Podemos concordar ou discordar com as decisões tomadas por estas organizações. Mas o questionamento em relação ao papel das instituições culturais na sociedade de hoje, especialmente o seu papel educativo, deve ser permanente, constante. Tal como Rebecca Herz, acredito que estas não devem agir independentemente da sua missão (como é sugerido no acima referido comunicado dos bloggers de museus norte-americanos), mas qualquer colecção de museu ou temporada de teatro / orquestra / festival pode ter uma ligação à vida contemporânea e ajudar a moldar o tipo de sociedade que precisamos ou sonhamos. Como o trabalho de muitos artistas contemporâneos é uma resposta a assuntos da vida contemporânea, é comum encontrarmos este género de ligações, assim como uma fértil reflexão à volta deles, na programação de teatros, companhias e galerias (o Teatro Maria Matos, o Programa Gulbenkian Próximo Futuro ou o alkantara festival são os primeiros que me ocorrem entre as entidades cuja programação acompanho em Portugal, mas há outros). Os museus ou as orquestras que apresentam obras  que não são contemporâneas não estão muito habituados a procurar ligações entre as suas colecções ou concertos e a vida contemporânea ou, se o fazem, não se torna perceptível para mim. Muitas vezes pergunto-me “Qual o propósito desta exposição ou deste concerto?”, “Porque é relevante?”, “Como é que isto se relaciona com a sociedade portuguesa contemporânea e com a sua diversidade?” (penso mais uma vez no trabalho inspirador da Orchestra of the Age of the Enlightenment...)

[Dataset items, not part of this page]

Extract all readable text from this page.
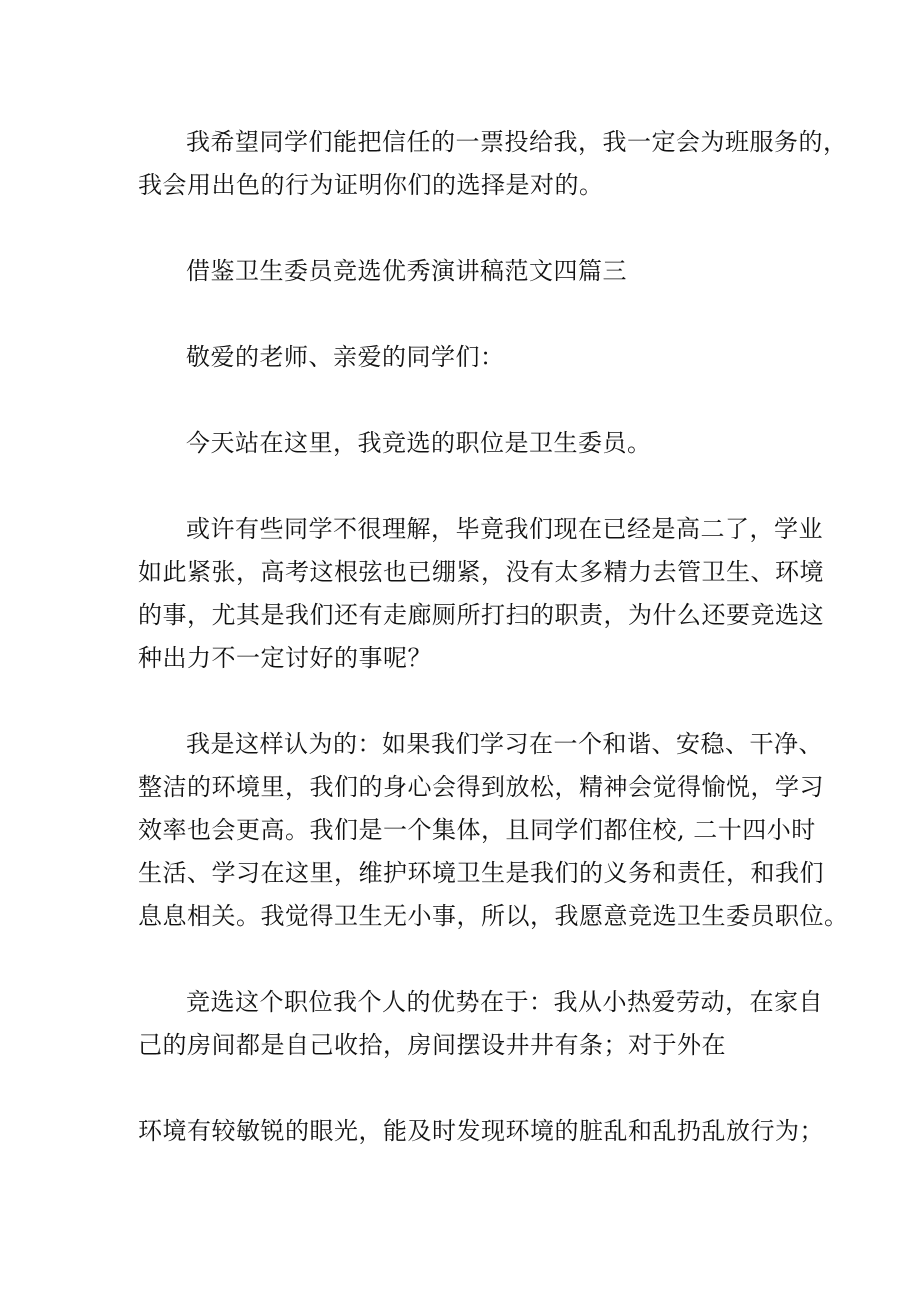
我希望同学们能把信任的一票投给我，我一定会为班服务的，
我会用出色的行为证明你们的选择是对的。
借鉴卫生委员竞选优秀演讲稿范文四篇三
敬爱的老师、亲爱的同学们：
今天站在这里，我竞选的职位是卫生委员。
或许有些同学不很理解，毕竟我们现在已经是高二了，学业
如此紧张，高考这根弦也已绷紧，没有太多精力去管卫生、环境
的事，尤其是我们还有走廊厕所打扫的职责，为什么还要竞选这
种出力不一定讨好的事呢？
我是这样认为的：如果我们学习在一个和谐、安稳、干净、
整洁的环境里，我们的身心会得到放松，精神会觉得愉悦，学习
效率也会更高。我们是一个集体，且同学们都住校, 二十四小时
生活、学习在这里，维护环境卫生是我们的义务和责任，和我们
息息相关。我觉得卫生无小事，所以，我愿意竞选卫生委员职位。
竞选这个职位我个人的优势在于：我从小热爱劳动，在家自
己的房间都是自己收拾，房间摆设井井有条；对于外在
环境有较敏锐的眼光，能及时发现环境的脏乱和乱扔乱放行为；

Isto leva-me mais uma vez para uma questão recorrente neste blog: “accountability” e responsabilidade. Não vejo as instituições culturais como ilhas, distantes do que está a acontecer no seu redor. Acredito que devem tornar claro para as pessoas de que forma o que têm a dizer ou mostrar pode ser relevante para elas; devem partilhar publicamente a sua visão e objectivos e assumir a responsabilidade pelo seu cumprimento; devem ser um fórum público, onde as pessoas podem encontrar conforto, mas também o desconforto necessário. Têm claramente um papel educativo (no sentido de fornecer o que os gregos antigos chamavam "paideia"), um papel que eu não faria necessariamente depender do que acontece (ou não acontece) na escola ou em casa e um papel que não depende, em primeiro lugar, do serviço educativo, mas sim, do/a director/a.

Dois directores de museus e um curador estarão connosco na próxima terça-feira, 16 de Dezembro, na conferência da Fundação Gulbenkian "Que lugares para a educação? A dimensão educativa de instituições culturais" (mais informações). Charles Esche (Director do Van Abbemuseum e um dos curadores da Bienal de São Paulo deste ano), David Fleming (Director dos National Museums Liverpool e Presidente da Federação Internacional de Museus de Direitos Humanos) e Delfim Sardo (Curador, Professor Universitário e Ensaísta) irão desafiar-nos a pensar sobre as nossas responsabilidades e práticas no actual contexto social e político.


Nota: Para quem não puder estar em Lisboa, a conferência será transmitida em livestreaming. Há uma série de artigos, posts, textos de opinião e entrevistas na página da conferência (em “Oradores”, “+Reflexão” e “+Info”).